Texte Trente-sixième

La foule

Les uns adorent la foule; d’autres l’exècrent; mais bien peu d’hommes à part ces psychologues étranges, à moitié fous, philosophes singulièrement subtils, bien qu’hallucinés, Edgard Poe[1], Hoffman et autres esprits de même ordre, ont étudié ou plutôt pressenti  ce mystère; une foule.

Regardez ces têtes pressées, ce flot d’hommes, ce tas de vivants. N’y voyez-vous rien que des gens réunis ? Oh ! C’est autre chose, car il se produit là un phénomène singulier. Toutes ces personnes côte à côte, distinctes, différentes de corps, d’esprit, d’intelligence, de passions, d’éducation, de croyances, de préjugés, tout à coup, par le seul fait de leur réunion, forment un être spécial, doué d’une âme propre, d’une manière de penser nouvelle, commune, et qui ne semble nullement formée de la moyenne des opinions de tous.

C’est une foule, et cette foule est quelqu’un, un vaste individu collectif, aussi distincte d’une autre foule qu’un homme est distinct d’un autre homme.

Un dicton populaire affirme que  la foule ne raisonne pas.

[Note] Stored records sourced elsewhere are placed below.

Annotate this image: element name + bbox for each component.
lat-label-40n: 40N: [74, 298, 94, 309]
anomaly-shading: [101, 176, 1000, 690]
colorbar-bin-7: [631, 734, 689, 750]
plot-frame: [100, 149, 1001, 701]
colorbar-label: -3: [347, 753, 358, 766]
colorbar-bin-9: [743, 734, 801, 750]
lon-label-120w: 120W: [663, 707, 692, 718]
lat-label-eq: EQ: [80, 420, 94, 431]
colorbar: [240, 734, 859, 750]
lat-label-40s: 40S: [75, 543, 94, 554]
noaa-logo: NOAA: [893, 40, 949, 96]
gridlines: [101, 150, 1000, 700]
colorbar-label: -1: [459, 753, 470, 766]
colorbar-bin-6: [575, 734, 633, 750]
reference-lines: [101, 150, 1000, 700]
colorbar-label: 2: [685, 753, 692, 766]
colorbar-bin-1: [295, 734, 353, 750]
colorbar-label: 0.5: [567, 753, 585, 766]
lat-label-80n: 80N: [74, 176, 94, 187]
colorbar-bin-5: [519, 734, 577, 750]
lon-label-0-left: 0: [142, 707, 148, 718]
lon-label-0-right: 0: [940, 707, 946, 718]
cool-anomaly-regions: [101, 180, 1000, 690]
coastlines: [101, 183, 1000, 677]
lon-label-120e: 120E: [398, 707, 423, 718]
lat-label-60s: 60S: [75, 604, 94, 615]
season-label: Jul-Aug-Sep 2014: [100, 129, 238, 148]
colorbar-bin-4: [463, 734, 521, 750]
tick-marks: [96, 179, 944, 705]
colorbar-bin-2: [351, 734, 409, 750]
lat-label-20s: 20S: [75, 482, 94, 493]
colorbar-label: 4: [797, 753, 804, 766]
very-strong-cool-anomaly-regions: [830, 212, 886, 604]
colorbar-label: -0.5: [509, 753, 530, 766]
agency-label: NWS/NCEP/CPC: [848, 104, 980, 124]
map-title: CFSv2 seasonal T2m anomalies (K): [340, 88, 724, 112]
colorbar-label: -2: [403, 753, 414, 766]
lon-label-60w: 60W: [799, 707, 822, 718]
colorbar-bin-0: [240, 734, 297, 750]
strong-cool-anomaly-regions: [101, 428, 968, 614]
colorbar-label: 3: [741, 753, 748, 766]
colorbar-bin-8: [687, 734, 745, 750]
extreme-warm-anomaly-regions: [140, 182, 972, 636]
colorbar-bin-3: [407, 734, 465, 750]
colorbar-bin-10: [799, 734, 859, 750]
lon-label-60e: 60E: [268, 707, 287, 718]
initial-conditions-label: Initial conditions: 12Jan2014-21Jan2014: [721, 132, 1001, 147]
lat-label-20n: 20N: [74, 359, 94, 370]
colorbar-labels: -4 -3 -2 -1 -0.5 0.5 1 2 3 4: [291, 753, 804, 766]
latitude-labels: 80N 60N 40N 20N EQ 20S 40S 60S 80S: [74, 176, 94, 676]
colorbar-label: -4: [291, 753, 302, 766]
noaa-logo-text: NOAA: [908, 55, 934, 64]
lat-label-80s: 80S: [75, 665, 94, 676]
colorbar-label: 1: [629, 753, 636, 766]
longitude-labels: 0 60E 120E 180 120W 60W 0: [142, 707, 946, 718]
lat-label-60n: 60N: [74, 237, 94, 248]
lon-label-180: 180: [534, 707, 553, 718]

Or, pourquoi la foule ne raisonne- t-elle pas du moment que chaque particulier dans la foule raisonne ? Pourquoi une foule fera-t-elle spontanément ce qu’aucune des unités de cette foule n’aurait fait ? Pourquoi une foule a-t-elle des impulsions irrésistibles, des volontés féroces, des entrainements que rien n’arrête, et, emportée par un de ces entrainements accomplit-elle des actes qu’aucun des individus qui la composent, n’accomplirait ?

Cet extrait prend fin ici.